Multiple sectors are promoting children’s rights in Canada, including those from public health agencies, indigenous services, justice systems, social development groups, public safety agencies, and data-collecting organizations. Since 1988, the Government of Canada has worked across sectors to address family violence through the Family Violence Initiative (FVI), which brings together 14 departments and agencies to prevent and respond to violence and to support survivors. This collaborative initiative has adopted a life course perspective to address common risk factors and the interconnectedness of various forms of family violence, ranging from child maltreatment to intimate partner violence and abuse of older adults. Although governing documents and actions plans are typically developed by the federal and provincial or territorial governments, Canada has adopted a multi-stakeholder approach to ending violence, and consults frequently with the Canadian public and other partners when developing plans of action and agendas. Several multi-sectoral mechanisms also exist to promote children’s rights and well-being, including the federal-level Interdepartmental Working Group on Children’s Rights.
In June 2019, Canada hosted a consultation to develop a strategy on ending violence against children that corresponds with the INSPIRE framework. The Public Health Agency of Canada worked with the Canadian Coalition for the Rights of Children, UNICEF Canada, and PrevNet on this initiative, gathering input from civil society organizations and young people to inform a more robust and cooperative strategy in Canada.
Data on violence against children comes from self-reported, professionally-reported, and administrative sources.
The General Social Survey on Victimization collects information on Canadian children aged 15 and older. Data is collected every five years.
The Canadian Incidence Study of Reported Child Abuse and Neglect, which includes the First Nations Incidence Study, provides information on children and families reported to child welfare agencies after reports of child abuse.
In 2012, the Canadian Community Health Survey – Mental Health gathered information on child abuse and exposure to intimate partner violence in Canadians 18 years of age and older.
In 2018, the Survey of Safety in Public and Private Spaces collected data on Canadian’s perception of their safety in public and private spaces. Questions were asked about personal experiences at home, school, the workplace, in public spaces, and online. Data from the survey is being used to help develop programs and services that are relevant to the needs of the population.

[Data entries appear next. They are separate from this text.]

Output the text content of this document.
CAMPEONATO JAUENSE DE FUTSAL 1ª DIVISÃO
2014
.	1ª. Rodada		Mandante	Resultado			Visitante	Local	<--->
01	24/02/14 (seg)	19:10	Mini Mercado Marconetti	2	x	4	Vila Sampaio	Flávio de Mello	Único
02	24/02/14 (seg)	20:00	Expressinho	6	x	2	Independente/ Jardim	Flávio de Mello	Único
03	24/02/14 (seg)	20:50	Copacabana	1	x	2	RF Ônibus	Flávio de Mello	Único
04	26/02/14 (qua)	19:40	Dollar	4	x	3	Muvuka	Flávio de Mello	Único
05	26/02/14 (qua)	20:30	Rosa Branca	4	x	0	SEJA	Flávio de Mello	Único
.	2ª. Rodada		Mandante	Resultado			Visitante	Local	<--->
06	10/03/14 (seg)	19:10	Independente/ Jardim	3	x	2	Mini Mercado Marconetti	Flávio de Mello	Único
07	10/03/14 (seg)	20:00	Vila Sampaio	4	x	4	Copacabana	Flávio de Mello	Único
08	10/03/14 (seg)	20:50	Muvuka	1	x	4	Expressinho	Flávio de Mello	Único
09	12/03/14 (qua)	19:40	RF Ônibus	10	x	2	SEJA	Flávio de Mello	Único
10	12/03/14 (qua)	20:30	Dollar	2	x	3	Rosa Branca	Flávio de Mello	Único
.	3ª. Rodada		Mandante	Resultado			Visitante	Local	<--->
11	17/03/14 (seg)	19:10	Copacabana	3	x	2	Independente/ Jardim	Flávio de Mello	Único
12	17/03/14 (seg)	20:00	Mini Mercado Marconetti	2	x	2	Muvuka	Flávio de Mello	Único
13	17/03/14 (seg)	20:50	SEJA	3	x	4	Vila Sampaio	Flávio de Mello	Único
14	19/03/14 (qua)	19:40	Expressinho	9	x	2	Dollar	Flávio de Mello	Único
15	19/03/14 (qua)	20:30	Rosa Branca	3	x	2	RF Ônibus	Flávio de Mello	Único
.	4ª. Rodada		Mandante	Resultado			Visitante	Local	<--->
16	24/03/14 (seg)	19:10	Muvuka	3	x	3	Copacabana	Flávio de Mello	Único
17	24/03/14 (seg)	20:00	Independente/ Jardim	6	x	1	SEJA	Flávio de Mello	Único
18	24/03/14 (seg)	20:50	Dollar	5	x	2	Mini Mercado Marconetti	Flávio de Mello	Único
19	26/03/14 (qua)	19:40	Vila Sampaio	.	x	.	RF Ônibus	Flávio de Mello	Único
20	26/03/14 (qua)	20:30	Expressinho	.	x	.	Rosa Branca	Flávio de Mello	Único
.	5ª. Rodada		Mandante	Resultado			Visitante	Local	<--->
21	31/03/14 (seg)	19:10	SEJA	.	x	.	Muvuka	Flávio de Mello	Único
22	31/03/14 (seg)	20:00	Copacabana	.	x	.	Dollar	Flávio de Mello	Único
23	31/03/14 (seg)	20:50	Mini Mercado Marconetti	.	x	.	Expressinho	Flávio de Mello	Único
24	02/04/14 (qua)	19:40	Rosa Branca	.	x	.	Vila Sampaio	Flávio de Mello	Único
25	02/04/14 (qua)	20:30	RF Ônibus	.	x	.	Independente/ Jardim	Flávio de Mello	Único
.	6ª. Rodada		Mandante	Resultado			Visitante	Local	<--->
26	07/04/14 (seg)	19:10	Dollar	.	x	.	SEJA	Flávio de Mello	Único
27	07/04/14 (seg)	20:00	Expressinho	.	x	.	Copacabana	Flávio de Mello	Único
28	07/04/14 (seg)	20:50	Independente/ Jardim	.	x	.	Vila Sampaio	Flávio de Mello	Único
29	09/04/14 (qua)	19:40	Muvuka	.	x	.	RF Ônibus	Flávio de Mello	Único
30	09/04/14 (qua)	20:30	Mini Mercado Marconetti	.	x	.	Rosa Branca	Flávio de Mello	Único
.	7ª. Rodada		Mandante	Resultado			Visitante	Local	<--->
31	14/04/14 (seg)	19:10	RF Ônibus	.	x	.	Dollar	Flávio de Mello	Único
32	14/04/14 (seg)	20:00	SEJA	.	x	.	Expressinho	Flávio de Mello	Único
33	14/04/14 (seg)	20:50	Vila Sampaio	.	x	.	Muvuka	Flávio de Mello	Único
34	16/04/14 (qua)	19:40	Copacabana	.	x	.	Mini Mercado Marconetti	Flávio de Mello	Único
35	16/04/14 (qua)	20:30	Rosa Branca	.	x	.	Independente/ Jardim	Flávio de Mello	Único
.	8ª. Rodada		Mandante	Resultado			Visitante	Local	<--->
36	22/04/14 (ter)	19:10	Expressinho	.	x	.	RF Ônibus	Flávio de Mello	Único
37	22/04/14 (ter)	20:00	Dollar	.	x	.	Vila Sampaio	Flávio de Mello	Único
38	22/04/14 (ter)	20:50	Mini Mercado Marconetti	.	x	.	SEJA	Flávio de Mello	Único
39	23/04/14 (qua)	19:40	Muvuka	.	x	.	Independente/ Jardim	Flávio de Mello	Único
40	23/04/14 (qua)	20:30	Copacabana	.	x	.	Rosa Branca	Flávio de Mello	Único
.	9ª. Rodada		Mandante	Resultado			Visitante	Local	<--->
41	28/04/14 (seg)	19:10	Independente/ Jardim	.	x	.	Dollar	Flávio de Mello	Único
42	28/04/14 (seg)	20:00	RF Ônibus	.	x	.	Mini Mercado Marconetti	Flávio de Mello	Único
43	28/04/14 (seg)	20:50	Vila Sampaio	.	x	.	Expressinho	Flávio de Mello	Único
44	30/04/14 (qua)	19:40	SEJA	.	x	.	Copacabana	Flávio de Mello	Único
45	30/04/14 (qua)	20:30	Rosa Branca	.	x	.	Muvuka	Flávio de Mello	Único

In July 2018, the most recent Uniform Crime Reporting Survey was released. The survey includes statistics and relays trends in violent crimes against children, all of which were reported to the Canadian police.
Collective Action and INSPIRE
Canada has a comprehensive national roadmap to end violence against children. Recent federal strategies and plans addressing gender-based violence, housing and homelessness, poverty reduction, early learning and childcare have been launched, which touch upon children’s rights and welfare. Multiple action plans dealing with child and family welfare exist at the provincial and territorial level including those that address the needs of Indigenous children and youth. One such plan is the National Strategy for the Protection of Children from Sexual Exploitation on the Internet (2004, 2009) enforced by the National Child Exploitation Coordination Centre (NCECC).
Canada’s criminal code and provincial/territorial laws protect children from all forms of violence. Corporal punishment is prohibited in penal institutions in Canada. Many provinces and territories have laws and policies prohibiting the use of corporal punishment of children in foster homes, childcare settings, and schools. In 2004, the Supreme Court of Canada prohibited the use of corporal punishment in schools and included guidelines, which narrowed the application of the defense in section 43 of the Criminal Code to minor corrective force.
Corporal punishment is prohibited in some settings. Prohibition is still to be achieved in the home, some alternative care settings, daycare and some schools.